Разумеется, это был неизбежный Берн.

Увидев его, жрец закричал:

– Признаю силу Рудукириша! Признаю…

Тесак в руках Берна описал стремительную серебристую дугу в воздухе и прервал его крик. Клинок врезался в шею, с хрустом перерубил позвонки и вышел с другой стороны. Коротким точным движением запястья Берн ловко вытер клинок о голову жреца, та, как была с открытым ртом, рухнула в желоб и скатилась в бассейн, омываемая сверху потоком крови. Сердце еще продолжало работать внутри тела, исторгая из аккуратно перерезанных сосудов яркие малиновые струи. Прошло немало времени, прежде чем они сменились тонкими струйками, а затем каплями. Наконец зажим наверху ослаб, и тело упало в скользкий от крови желоб, скатилось по нему и безвольно затихло в бассейне.

За всем этим безмолвно следила с платформы зачарованная толпа.

И дело пошло: Рыцари дворца выстраивали людей в очередь к статуе, а те по собственной воле повторяли путь жреца. Каждый участник Ритуала лил себе на голову кровь из золотистой чашки, повторял клятву и нырял головой вперед в бронзовое брюхо, откуда выскальзывал уже через вагину. Вновь рожденный плюхался в желоб и съезжал в бассейн. Там Рыцари дворца помогали ему – или ей – выбраться на пол и уводили прочь, чтобы отмыть от крови и перевязать рану на запястье.

Время от времени без видимых причин или знаков со стороны Ма’элКота кто-то застревал в вагине головой вниз, и тогда клинок Берна снова рассекал воздух, и человек падал в бассейн по частям: сначала голова, потом тело. Трупы никто не вынимал, так что живые люди падали на жуткую подстилку из мертвых.

Ма’элКот переступил через кучку пепла, бывшую некогда его одеждой, вернулся к трону и сел. Потом вздохнул и задумчиво спросил:

– Ну, что ты об этом думаешь?

Кейн зачарованно следил за потоком мужских и женских тел, съезжавших по желобу в бассейн.

– Гм… э-э-э… жутковато как-то, нет?

– Рождение не бывает иным, – ответил Ма’элКот.

– А как ты решаешь, кому выжить, а кому умереть?
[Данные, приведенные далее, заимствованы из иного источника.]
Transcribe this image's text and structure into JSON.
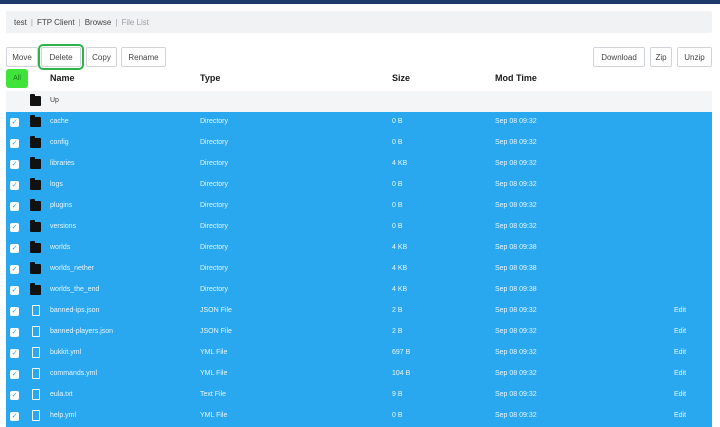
{
  "breadcrumb": [
    "test",
    "FTP Client",
    "Browse",
    "File List"
  ],
  "toolbar": {
    "move": "Move",
    "delete": "Delete",
    "copy": "Copy",
    "rename": "Rename",
    "download": "Download",
    "zip": "Zip",
    "unzip": "Unzip"
  },
  "select_all": "All",
  "columns": {
    "name": "Name",
    "type": "Type",
    "size": "Size",
    "modtime": "Mod Time"
  },
  "up_label": "Up",
  "rows": [
    {
      "name": "cache",
      "type": "Directory",
      "size": "0 B",
      "modtime": "Sep 08 09:32",
      "kind": "folder",
      "edit": ""
    },
    {
      "name": "config",
      "type": "Directory",
      "size": "0 B",
      "modtime": "Sep 08 09:32",
      "kind": "folder",
      "edit": ""
    },
    {
      "name": "libraries",
      "type": "Directory",
      "size": "4 KB",
      "modtime": "Sep 08 09:32",
      "kind": "folder",
      "edit": ""
    },
    {
      "name": "logs",
      "type": "Directory",
      "size": "0 B",
      "modtime": "Sep 08 09:32",
      "kind": "folder",
      "edit": ""
    },
    {
      "name": "plugins",
      "type": "Directory",
      "size": "0 B",
      "modtime": "Sep 08 09:32",
      "kind": "folder",
      "edit": ""
    },
    {
      "name": "versions",
      "type": "Directory",
      "size": "0 B",
      "modtime": "Sep 08 09:32",
      "kind": "folder",
      "edit": ""
    },
    {
      "name": "worlds",
      "type": "Directory",
      "size": "4 KB",
      "modtime": "Sep 08 09:38",
      "kind": "folder",
      "edit": ""
    },
    {
      "name": "worlds_nether",
      "type": "Directory",
      "size": "4 KB",
      "modtime": "Sep 08 09:38",
      "kind": "folder",
      "edit": ""
    },
    {
      "name": "worlds_the_end",
      "type": "Directory",
      "size": "4 KB",
      "modtime": "Sep 08 09:38",
      "kind": "folder",
      "edit": ""
    },
    {
      "name": "banned-ips.json",
      "type": "JSON File",
      "size": "2 B",
      "modtime": "Sep 08 09:32",
      "kind": "file",
      "edit": "Edit"
    },
    {
      "name": "banned-players.json",
      "type": "JSON File",
      "size": "2 B",
      "modtime": "Sep 08 09:32",
      "kind": "file",
      "edit": "Edit"
    },
    {
      "name": "bukkit.yml",
      "type": "YML File",
      "size": "697 B",
      "modtime": "Sep 08 09:32",
      "kind": "file",
      "edit": "Edit"
    },
    {
      "name": "commands.yml",
      "type": "YML File",
      "size": "104 B",
      "modtime": "Sep 08 09:32",
      "kind": "file",
      "edit": "Edit"
    },
    {
      "name": "eula.txt",
      "type": "Text File",
      "size": "9 B",
      "modtime": "Sep 08 09:32",
      "kind": "file",
      "edit": "Edit"
    },
    {
      "name": "help.yml",
      "type": "YML File",
      "size": "0 B",
      "modtime": "Sep 08 09:32",
      "kind": "file",
      "edit": "Edit"
    }
  ],
  "colors": {
    "selected_row": "#29a8f0",
    "highlight": "#2db34a",
    "topbar": "#1d3a6b"
  }
}
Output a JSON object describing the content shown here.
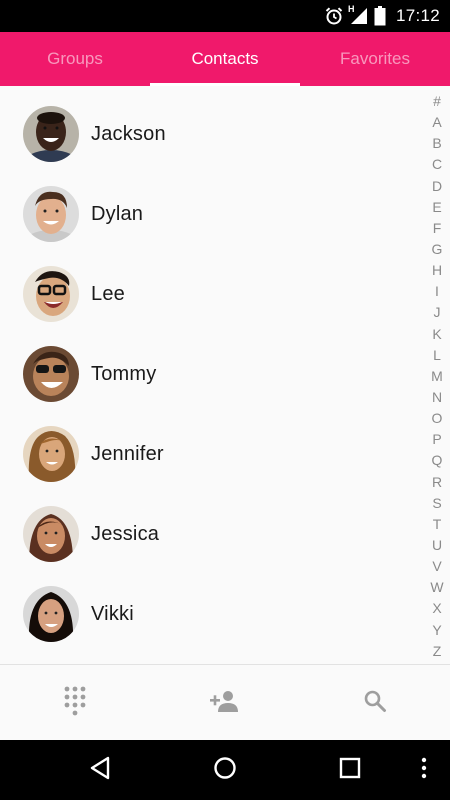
{
  "status_bar": {
    "time": "17:12",
    "network_label": "H",
    "icons": [
      "alarm-icon",
      "signal-icon",
      "battery-icon"
    ]
  },
  "tabs": [
    {
      "label": "Groups",
      "active": false
    },
    {
      "label": "Contacts",
      "active": true
    },
    {
      "label": "Favorites",
      "active": false
    }
  ],
  "contacts": [
    {
      "name": "Jackson"
    },
    {
      "name": "Dylan"
    },
    {
      "name": "Lee"
    },
    {
      "name": "Tommy"
    },
    {
      "name": "Jennifer"
    },
    {
      "name": "Jessica"
    },
    {
      "name": "Vikki"
    }
  ],
  "alphabet": [
    "#",
    "A",
    "B",
    "C",
    "D",
    "E",
    "F",
    "G",
    "H",
    "I",
    "J",
    "K",
    "L",
    "M",
    "N",
    "O",
    "P",
    "Q",
    "R",
    "S",
    "T",
    "U",
    "V",
    "W",
    "X",
    "Y",
    "Z"
  ],
  "toolbar": {
    "icons": [
      "dialpad-icon",
      "add-contact-icon",
      "search-icon"
    ]
  },
  "nav_bar": {
    "icons": [
      "back-icon",
      "home-icon",
      "recents-icon",
      "menu-icon"
    ]
  },
  "colors": {
    "accent": "#f0196b",
    "tab_inactive_text": "#f79abb",
    "icon_gray": "#9e9e9e"
  }
}
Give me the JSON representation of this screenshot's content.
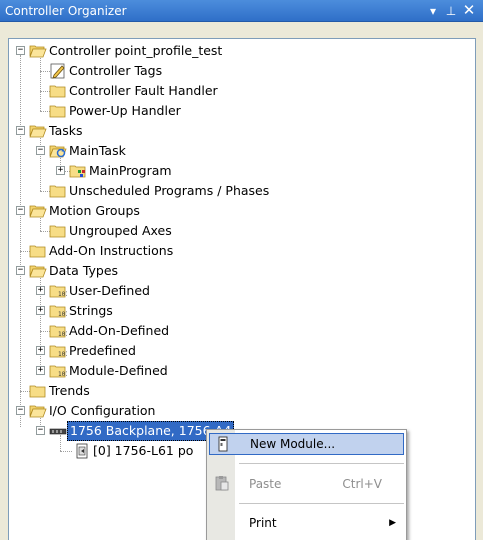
{
  "window": {
    "title": "Controller Organizer",
    "pin_glyph": "▾ ↓",
    "close_glyph": "✕"
  },
  "tree": {
    "controller": "Controller point_profile_test",
    "controller_tags": "Controller Tags",
    "fault_handler": "Controller Fault Handler",
    "powerup_handler": "Power-Up Handler",
    "tasks": "Tasks",
    "main_task": "MainTask",
    "main_program": "MainProgram",
    "unscheduled": "Unscheduled Programs / Phases",
    "motion_groups": "Motion Groups",
    "ungrouped_axes": "Ungrouped Axes",
    "addon_instructions": "Add-On Instructions",
    "data_types": "Data Types",
    "user_defined": "User-Defined",
    "strings": "Strings",
    "addon_defined": "Add-On-Defined",
    "predefined": "Predefined",
    "module_defined": "Module-Defined",
    "trends": "Trends",
    "io_config": "I/O Configuration",
    "backplane": "1756 Backplane, 1756-A4",
    "slot0": "[0] 1756-L61 po"
  },
  "context_menu": {
    "new_module": "New Module...",
    "paste": "Paste",
    "paste_shortcut": "Ctrl+V",
    "print": "Print"
  }
}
Кто решает, кому отрубить голову?

– Каждый решает за себя, – сказал Ма’элКот, и на его лице постепенно начала проступать улыбка.

– В смысле?

– Не скажу.

– Почему?

– Я высказался достаточно ясно. Больше тебе знать не положено… пока. Если выживешь, сам поймешь.

– В смысле – если выживешь? Ты что, хочешь и меня пропустить через эту штуку?

Ответом ему была улыбка.

– С чего ты планируешь начать поиск Шута Саймона? – спросил Император задумчиво. – Я уверен, что ты уже что-нибудь придумал.

– Кое-что, – ответил Кейн, который размышлял над этим делом всю прошлую ночь и составил план, одновременно простой и изысканный, в точности отвечавший его характеру и, как он надеялся, достаточно смелый, чтобы заворожить многих. – Я собираюсь выкрасть пленников из твоего Донжона.

– Вот как?

– Один из помощников Шута Саймона, которого захватил Берн, мне знаком – это Ламорак, адепт магии. Ты допустишь меня в Донжон, я выкраду оттуда Ламорака и второго пленника, и это должно будет расположить ко мне Шута Саймона.

– Как ты об этом узнал? О том, что Ламорак находится у нас в плену?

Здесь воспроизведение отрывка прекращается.